Gurmej Singh Gill, who had held permanent residency of Canada in the early 1980s, arrived in Vancouver to visit relatives in late November and was to return to his home in the British city of Birmingham on December 22, the Globe and Mail reported.
But he was ordered to appear before an immigration and refugee board adjudicator due to his alleged link to the banned outfit.
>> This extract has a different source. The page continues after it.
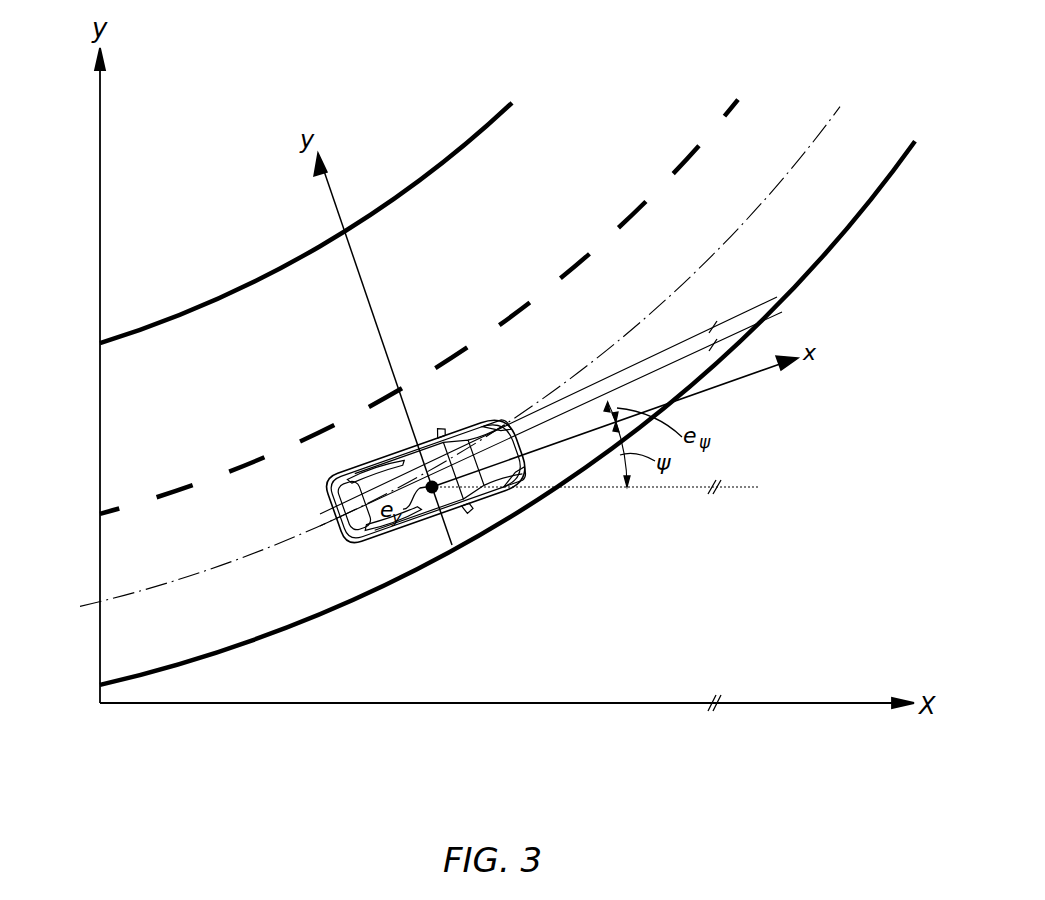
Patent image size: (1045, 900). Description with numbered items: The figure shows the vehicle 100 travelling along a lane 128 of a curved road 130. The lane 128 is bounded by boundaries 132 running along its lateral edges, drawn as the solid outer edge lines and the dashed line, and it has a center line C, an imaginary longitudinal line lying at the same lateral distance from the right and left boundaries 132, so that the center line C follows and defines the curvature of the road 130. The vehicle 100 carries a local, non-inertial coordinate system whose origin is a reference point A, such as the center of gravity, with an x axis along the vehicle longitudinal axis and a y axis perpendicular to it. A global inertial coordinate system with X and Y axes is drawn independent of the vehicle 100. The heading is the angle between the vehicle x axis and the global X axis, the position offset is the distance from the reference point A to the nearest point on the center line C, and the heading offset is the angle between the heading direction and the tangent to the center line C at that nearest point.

The hearing was being held to decide whether he should be admissible into Canada.
Gill said he was the prime minister in exile of the aspirational Sikh homeland of Khalistan, and added that his faction never advocated violence.
He also added that the British Babbar Khalsa, which he led from 1984 to 1992, did not engage in violence.
Gill said the British Babbar Khalsa was founded after the June 1984 Indian Army operation codenamed 'Operation Blustar' at the Golden Temple in Amritsar, India.
He said a few like-minded Sikhs got together and formed the organisation to demand justice.
Gill said that the group just wanted to make people aware about the existence of Babbar Khalsa groups in other countries through the media.
Geoff Rempel, the adjudicator of the case, reserved his decision and did not indicate when its ruling would be issued.
For years, Gill used the pseudonym Gurmej Singh Babbar and regularly visited British Columbia, where he once lived.
Babbar Khalsa was banned in Canada in 2003, years after it was linked to the June 23, 1985, Air India bombing that left 329 people dead off the Irish coast over the Atlantic.
Two men tied to the Babbar Khalsa were charged and later acquitted in the bombing, which remains Canada's deadliest act of terror.